Having gone through public school myself, I can attest that you don’t have to be homeschooled to be weird in today’s society, you just have to value things like finishing the job, working hard, thinking independently, and setting goals. There are plenty of children in public and private schools, whose parents are valiantly trying to instill these values, who are regularly attacked for being different.
We live in a society where a lot of people are forced into cubicles — like
rats — or struggle to make ends meet in a “service economy” (and anybody working in “service” knows that you spend a lot of time and effort not retorting when a customer or a client or a middle manager says something well worth retorting to), so it is important to the controlling business and political echelons that our populace is educated into a sense of conformity, acceptance of leadership, and an unwillingness to step out of line.
And sadly, the place where we proudly talk about being sheep — our churches and religious establishments — is where we really need to be more like goats — not quite so obedient, submissive, tractable, and compliant.
Lest I sound like some anarchist revolutionary, let’s remember the Great Shepherd whom we follow — Jesus — and observe that, while He was incredibly popular among normal, ordinary people, He didn’t get along especially well with the leadership sect. If you are an independently thinking Christian who reads the Bible for yourself and talks to God a lot, you may find that you don’t play well in groups, and before you start believing people when they tell you that you’re difficult, confrontational, unwilling to be taught, uncooperative, and not a team player, ask yourself:
Am I so very, very bad?
Is it wrong to ask questions about things that don’t make sense?
And if the answers don’t satisfy, should I just shut up?
Did Jesus ever use the term, “team player”?
Years ago, we found ourselves returning from church, bedraggled and bemused, always vaguely depressed but convinced that it had something to do with us somehow. Even when we realized that we weren’t the problem we continued to overstay our welcome, and it wasn’t until our six-month sabbatical from church attendance turned into several years, that we finally realized that we were homeschoolers, only from church.
You may or may not still be attending regular church services — that isn’t the issue. What is the issue is that — no matter where you spend your Sunday mornings, Wednesday nights, and Saturday afternoons, you are a vibrantly thinking, active Christian — well read, conversant in many matters, willing to listen, free to agree or disagree, and not cowed by peer pressure, whether it comes from the office, the pews, the pulpit, the television set, or the Internet.
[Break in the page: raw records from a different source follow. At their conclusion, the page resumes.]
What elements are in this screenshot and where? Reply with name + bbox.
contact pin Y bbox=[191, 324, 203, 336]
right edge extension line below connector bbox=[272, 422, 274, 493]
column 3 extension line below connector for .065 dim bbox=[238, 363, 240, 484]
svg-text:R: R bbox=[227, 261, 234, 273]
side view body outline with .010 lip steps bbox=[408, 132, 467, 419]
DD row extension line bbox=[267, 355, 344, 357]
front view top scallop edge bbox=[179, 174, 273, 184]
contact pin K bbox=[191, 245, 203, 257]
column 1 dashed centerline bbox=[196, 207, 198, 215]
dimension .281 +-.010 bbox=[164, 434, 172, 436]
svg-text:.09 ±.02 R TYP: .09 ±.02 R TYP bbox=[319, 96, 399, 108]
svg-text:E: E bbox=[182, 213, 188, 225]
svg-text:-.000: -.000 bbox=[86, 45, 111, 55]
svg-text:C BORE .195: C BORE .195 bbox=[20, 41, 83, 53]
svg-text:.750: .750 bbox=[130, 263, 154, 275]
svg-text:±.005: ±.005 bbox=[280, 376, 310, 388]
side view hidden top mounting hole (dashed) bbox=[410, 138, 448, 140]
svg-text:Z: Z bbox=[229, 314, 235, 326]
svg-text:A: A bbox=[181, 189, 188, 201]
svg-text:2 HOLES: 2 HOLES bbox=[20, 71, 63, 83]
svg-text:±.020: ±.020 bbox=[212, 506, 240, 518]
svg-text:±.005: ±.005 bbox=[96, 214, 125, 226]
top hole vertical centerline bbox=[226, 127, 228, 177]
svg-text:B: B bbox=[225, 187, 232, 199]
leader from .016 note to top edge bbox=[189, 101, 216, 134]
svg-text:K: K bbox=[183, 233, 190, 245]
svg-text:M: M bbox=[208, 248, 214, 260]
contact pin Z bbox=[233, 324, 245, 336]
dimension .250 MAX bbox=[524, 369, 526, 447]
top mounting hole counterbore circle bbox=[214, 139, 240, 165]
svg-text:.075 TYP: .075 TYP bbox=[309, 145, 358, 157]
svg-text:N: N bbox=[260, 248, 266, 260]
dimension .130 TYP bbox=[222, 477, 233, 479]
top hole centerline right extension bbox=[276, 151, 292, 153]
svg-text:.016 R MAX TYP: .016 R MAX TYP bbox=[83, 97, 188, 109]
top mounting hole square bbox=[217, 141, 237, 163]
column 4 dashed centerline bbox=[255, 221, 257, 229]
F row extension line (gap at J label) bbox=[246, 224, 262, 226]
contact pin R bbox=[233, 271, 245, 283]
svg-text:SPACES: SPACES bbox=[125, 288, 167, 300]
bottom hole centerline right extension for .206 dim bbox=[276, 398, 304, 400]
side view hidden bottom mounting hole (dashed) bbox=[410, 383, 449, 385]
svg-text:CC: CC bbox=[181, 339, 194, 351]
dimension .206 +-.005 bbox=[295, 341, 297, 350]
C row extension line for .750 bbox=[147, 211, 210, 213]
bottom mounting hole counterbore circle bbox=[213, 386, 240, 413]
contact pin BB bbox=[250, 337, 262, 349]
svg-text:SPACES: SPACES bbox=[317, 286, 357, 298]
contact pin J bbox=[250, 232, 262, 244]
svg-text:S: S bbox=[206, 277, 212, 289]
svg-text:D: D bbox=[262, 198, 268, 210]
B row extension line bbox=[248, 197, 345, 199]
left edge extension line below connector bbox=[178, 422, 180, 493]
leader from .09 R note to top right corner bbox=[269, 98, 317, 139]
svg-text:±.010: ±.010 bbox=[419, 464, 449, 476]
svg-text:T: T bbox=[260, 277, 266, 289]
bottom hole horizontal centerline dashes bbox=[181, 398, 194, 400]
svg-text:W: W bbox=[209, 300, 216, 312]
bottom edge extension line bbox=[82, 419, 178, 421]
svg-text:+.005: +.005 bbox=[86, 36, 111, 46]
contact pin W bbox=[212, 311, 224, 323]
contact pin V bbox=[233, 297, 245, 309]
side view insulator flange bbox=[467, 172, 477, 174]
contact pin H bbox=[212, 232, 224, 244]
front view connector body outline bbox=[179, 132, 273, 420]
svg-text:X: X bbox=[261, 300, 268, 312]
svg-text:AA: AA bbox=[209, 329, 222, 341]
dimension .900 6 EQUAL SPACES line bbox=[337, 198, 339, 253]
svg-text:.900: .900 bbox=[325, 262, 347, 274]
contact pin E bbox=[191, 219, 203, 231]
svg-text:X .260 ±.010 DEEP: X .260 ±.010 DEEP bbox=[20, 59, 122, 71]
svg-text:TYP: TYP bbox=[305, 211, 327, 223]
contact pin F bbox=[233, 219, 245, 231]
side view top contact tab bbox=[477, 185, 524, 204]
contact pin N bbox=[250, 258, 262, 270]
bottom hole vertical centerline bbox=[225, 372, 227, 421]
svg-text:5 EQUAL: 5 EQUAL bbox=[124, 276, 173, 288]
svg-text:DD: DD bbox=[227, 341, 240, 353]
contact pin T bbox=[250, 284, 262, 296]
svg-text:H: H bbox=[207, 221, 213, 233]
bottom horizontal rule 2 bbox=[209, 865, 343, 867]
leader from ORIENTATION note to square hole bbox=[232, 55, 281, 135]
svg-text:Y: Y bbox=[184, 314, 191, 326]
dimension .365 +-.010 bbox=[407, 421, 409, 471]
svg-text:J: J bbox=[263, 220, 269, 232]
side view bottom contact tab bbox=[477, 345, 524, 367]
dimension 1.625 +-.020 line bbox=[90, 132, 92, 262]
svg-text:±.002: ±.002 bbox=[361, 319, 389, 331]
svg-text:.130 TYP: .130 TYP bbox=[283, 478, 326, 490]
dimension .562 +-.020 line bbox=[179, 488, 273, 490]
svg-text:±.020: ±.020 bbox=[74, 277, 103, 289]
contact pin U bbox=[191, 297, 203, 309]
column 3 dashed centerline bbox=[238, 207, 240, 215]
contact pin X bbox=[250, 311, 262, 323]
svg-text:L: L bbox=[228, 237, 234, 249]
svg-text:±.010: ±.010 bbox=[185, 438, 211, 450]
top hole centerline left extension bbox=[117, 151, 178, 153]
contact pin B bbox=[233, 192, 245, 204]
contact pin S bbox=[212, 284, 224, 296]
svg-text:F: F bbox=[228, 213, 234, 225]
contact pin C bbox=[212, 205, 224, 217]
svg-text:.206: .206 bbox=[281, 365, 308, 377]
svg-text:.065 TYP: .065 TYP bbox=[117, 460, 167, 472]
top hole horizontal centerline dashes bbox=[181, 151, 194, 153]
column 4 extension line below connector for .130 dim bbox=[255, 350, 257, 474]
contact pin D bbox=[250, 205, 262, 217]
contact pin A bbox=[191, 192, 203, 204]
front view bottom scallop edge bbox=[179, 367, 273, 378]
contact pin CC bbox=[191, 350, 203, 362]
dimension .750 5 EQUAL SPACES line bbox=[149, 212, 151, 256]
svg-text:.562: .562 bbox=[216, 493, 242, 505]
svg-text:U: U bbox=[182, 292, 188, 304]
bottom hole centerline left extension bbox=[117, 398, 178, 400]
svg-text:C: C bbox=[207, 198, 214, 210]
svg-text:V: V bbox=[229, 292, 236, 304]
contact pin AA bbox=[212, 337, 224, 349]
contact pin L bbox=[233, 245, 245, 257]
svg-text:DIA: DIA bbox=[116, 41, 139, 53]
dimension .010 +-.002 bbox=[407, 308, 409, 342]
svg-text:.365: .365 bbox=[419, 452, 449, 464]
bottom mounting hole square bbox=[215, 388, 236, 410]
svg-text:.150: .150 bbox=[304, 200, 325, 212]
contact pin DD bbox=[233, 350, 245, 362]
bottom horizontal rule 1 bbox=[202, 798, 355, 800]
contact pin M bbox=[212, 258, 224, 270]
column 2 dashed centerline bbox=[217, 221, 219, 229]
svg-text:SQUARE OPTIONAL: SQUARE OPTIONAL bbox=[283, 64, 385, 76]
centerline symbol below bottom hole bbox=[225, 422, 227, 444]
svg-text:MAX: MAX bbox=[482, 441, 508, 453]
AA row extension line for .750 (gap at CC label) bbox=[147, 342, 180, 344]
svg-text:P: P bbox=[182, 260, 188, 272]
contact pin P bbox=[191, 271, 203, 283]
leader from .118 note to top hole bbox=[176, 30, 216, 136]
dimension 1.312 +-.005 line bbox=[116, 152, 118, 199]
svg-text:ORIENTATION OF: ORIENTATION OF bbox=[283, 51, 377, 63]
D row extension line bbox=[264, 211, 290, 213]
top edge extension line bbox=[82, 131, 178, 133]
Your leader is Christ, and anything anybody else tells you to do or believe is filtered through the words of the one Voice that matters.
Despite conventional wisdom to the contrary, thinking Christians are essential to civilization, because as children of the Creator, we are in close alliance with most knowledgeable, intelligent, powerful — and loving — Person in the universe, and by learning from Him, we pass on good things to society around us.
But we can’t learn from Him if we depend upon others to do the learning for us.